Four bosses running MG Rover awarded themselves “unreasonably large” payouts, the long-awaited Department of Business report said.
The car firm went bust in 2005 owing £1.3 billion, with the loss of 6,300 jobs directly and more in the supply chain.
The pay and pensions of five directors (including the infamous Phoenix Four – MG Rover chairman John Towers, vice-chairman Nick Stephenson, Peter Beale and John Edwards) totalled some £42 million yet the risks they took were “relatively unsubstantial”.
The firm was tiny in mass car market terms yet the directors claimed they were doing similar work to the bosses of a major multinational.
Nice work if you can get it.
The report states that they “chose to give themselves rewards out of all proportion to the incomes which they had previously commanded, which were also large when compared with remuneration paid at other companies and which were not obviously demanded by their qualifications and experience”.
In fact, they tried to extract more from the complex operations of the group.
For example, ‘Project Patto’ was an attempt to reduce the indebtedness to BMW of Techtronic, which would have had the effect of increasing the value of the Four’s shares
This was abandoned when BMW realised what was going on.
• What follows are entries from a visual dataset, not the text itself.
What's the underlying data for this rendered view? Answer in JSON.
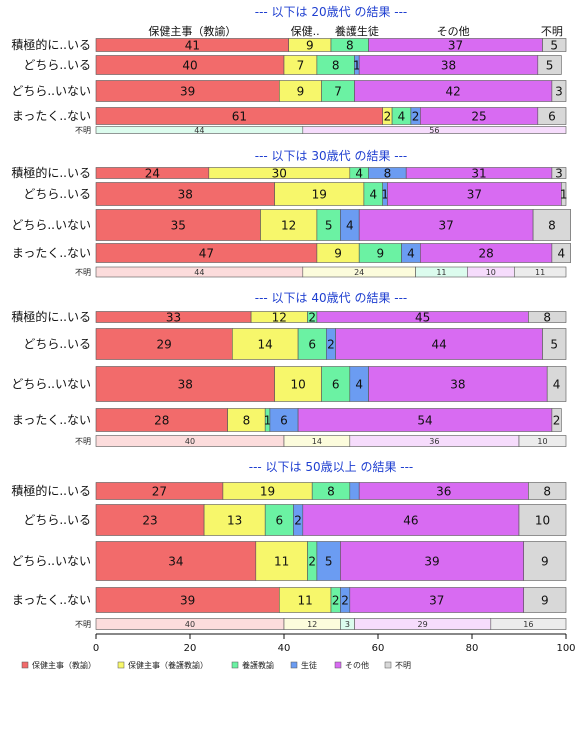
{
  "chart_data": {
    "type": "bar",
    "orientation": "horizontal-stacked",
    "x_ticks": [
      "0",
      "20",
      "40",
      "60",
      "80",
      "100"
    ],
    "xlim": [
      0,
      100
    ],
    "legend_position": "bottom",
    "categories": [
      "保健主事（教諭）",
      "保健主事（養護教諭）",
      "養護教諭",
      "生徒",
      "その他",
      "不明"
    ],
    "column_headers": [
      {
        "label": "保健主事（教諭）",
        "at": 20.5
      },
      {
        "label": "保健..",
        "at": 44.5
      },
      {
        "label": "養護生徒",
        "at": 55.5
      },
      {
        "label": "その他",
        "at": 76
      },
      {
        "label": "不明",
        "at": 97
      }
    ],
    "colors": [
      "#f26b6b",
      "#f7f76b",
      "#6bf2a3",
      "#6b9cf2",
      "#d86bf2",
      "#d8d8d8"
    ],
    "small_colors": [
      "#fcdcdc",
      "#fcfcdc",
      "#dcfcee",
      "#dce6fc",
      "#f6dcfc",
      "#ececec"
    ],
    "panels": [
      {
        "title": "--- 以下は 20歳代 の結果 ---",
        "rows": [
          {
            "label": "積極的に..いる",
            "values": [
              41,
              9,
              8,
              0,
              37,
              5
            ],
            "labels": [
              "41",
              "9",
              "8",
              "",
              "37",
              "5"
            ]
          },
          {
            "label": "どちら..いる",
            "values": [
              40,
              7,
              8,
              1,
              38,
              5
            ],
            "labels": [
              "40",
              "7",
              "8",
              "1",
              "38",
              "5"
            ]
          },
          {
            "label": "どちら..いない",
            "values": [
              39,
              9,
              7,
              0,
              42,
              3
            ],
            "labels": [
              "39",
              "9",
              "7",
              "",
              "42",
              "3"
            ]
          },
          {
            "label": "まったく..ない",
            "values": [
              61,
              2,
              4,
              2,
              25,
              6
            ],
            "labels": [
              "61",
              "2",
              "4",
              "2",
              "25",
              "6"
            ]
          }
        ],
        "unknown": {
          "label": "不明",
          "values": [
            0,
            0,
            44,
            0,
            56,
            0
          ],
          "labels": [
            "",
            "",
            "44",
            "",
            "56",
            ""
          ]
        }
      },
      {
        "title": "--- 以下は 30歳代 の結果 ---",
        "rows": [
          {
            "label": "積極的に..いる",
            "values": [
              24,
              30,
              4,
              8,
              31,
              3
            ],
            "labels": [
              "24",
              "30",
              "4",
              "8",
              "31",
              "3"
            ]
          },
          {
            "label": "どちら..いる",
            "values": [
              38,
              19,
              4,
              1,
              37,
              1
            ],
            "labels": [
              "38",
              "19",
              "4",
              "1",
              "37",
              "1"
            ]
          },
          {
            "label": "どちら..いない",
            "values": [
              35,
              12,
              5,
              4,
              37,
              8
            ],
            "labels": [
              "35",
              "12",
              "5",
              "4",
              "37",
              "8"
            ]
          },
          {
            "label": "まったく..ない",
            "values": [
              47,
              9,
              9,
              4,
              28,
              4
            ],
            "labels": [
              "47",
              "9",
              "9",
              "4",
              "28",
              "4"
            ]
          }
        ],
        "unknown": {
          "label": "不明",
          "values": [
            44,
            24,
            11,
            0,
            10,
            11
          ],
          "labels": [
            "44",
            "24",
            "11",
            "",
            "10",
            "11"
          ]
        }
      },
      {
        "title": "--- 以下は 40歳代 の結果 ---",
        "rows": [
          {
            "label": "積極的に..いる",
            "values": [
              33,
              12,
              2,
              0,
              45,
              8
            ],
            "labels": [
              "33",
              "12",
              "2",
              "",
              "45",
              "8"
            ]
          },
          {
            "label": "どちら..いる",
            "values": [
              29,
              14,
              6,
              2,
              44,
              5
            ],
            "labels": [
              "29",
              "14",
              "6",
              "2",
              "44",
              "5"
            ]
          },
          {
            "label": "どちら..いない",
            "values": [
              38,
              10,
              6,
              4,
              38,
              4
            ],
            "labels": [
              "38",
              "10",
              "6",
              "4",
              "38",
              "4"
            ]
          },
          {
            "label": "まったく..ない",
            "values": [
              28,
              8,
              1,
              6,
              54,
              2
            ],
            "labels": [
              "28",
              "8",
              "1",
              "6",
              "54",
              "2"
            ]
          }
        ],
        "unknown": {
          "label": "不明",
          "values": [
            40,
            14,
            0,
            0,
            36,
            10
          ],
          "labels": [
            "40",
            "14",
            "",
            "",
            "36",
            "10"
          ]
        }
      },
      {
        "title": "--- 以下は 50歳以上 の結果 ---",
        "rows": [
          {
            "label": "積極的に..いる",
            "values": [
              27,
              19,
              8,
              2,
              36,
              8
            ],
            "labels": [
              "27",
              "19",
              "8",
              "",
              "36",
              "8"
            ]
          },
          {
            "label": "どちら..いる",
            "values": [
              23,
              13,
              6,
              2,
              46,
              10
            ],
            "labels": [
              "23",
              "13",
              "6",
              "2",
              "46",
              "10"
            ]
          },
          {
            "label": "どちら..いない",
            "values": [
              34,
              11,
              2,
              5,
              39,
              9
            ],
            "labels": [
              "34",
              "11",
              "2",
              "5",
              "39",
              "9"
            ]
          },
          {
            "label": "まったく..ない",
            "values": [
              39,
              11,
              2,
              2,
              37,
              9
            ],
            "labels": [
              "39",
              "11",
              "2",
              "2",
              "37",
              "9"
            ]
          }
        ],
        "unknown": {
          "label": "不明",
          "values": [
            40,
            12,
            3,
            0,
            29,
            16
          ],
          "labels": [
            "40",
            "12",
            "3",
            "",
            "29",
            "16"
          ]
        }
      }
    ]
  }
}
Assets and liabilities were distributed across a hugely complex group.
Assets were allocated to non-MG Rover companies, while MG Rover was made to bear liabilities that should have been borne by Phoenix.
Tax losses to which MG Rover was entitled were transferred to Phoenix.
The report contains surprisingly little criticism of the Government and focuses on the greed of the directors in excruciating detail.
- Stephenson paid more than £1.6 million to a consultant with whom he had a “personal relationship”
- MPs investigating the demise of the firm were given “inaccurate and misleading information” by Beale
- A £470,000 bill to solicitors which was invoiced to Phoenix was authorised to be paid by MG Rover the day before the firm went into administration
- Beale used software to “clean” data from his personal computer, a day after investigators were appointed, despite being aware that they would want to review its contents.
The report also found that the Government couldn’t be blamed for the collapse of the talks in 2005 between MG Rover and SAIC, as the latter had lost interest in Rover.
While the British Government “seriously” considered offering a £100 million bridging loan to facilitate the deal, it rightly decided there was little realistic prospect of it ever being repaid.
In a blistering attack on the Phoenix Four, Lord Mandelson said that proceedings would begin to formally ban them from being directors.
He said the Government was determined to learn lessons to ensure greater transparency about the impact of decisions which directors are making and the state of the companies they are running.
This is potentially very significant.
Of particular interest, the inspectors suggested improvements could be made to auditing and reporting standards that would increase transparency in financial statements.
The issue of “going concern” may need looking at and the Financial Reporting Council will be asked to look at this.
The report also suggests that although the transfer of assets and tax losses between companies with the Rover Group was in accordance with accounting standards, readers of their financial statements would have been better informed had the “true or potential value of these assets been explained”.
Here the report suggests that making such disclosures mandatory would improve understanding of a company’s financial performance.
Let’s hope that the real losers here – the MG Rover workers – can now have some closure.
Some important lessons also need to be learned so that accounting and auditing procedures can be improved so as to provide greater corporate transparency and accountability.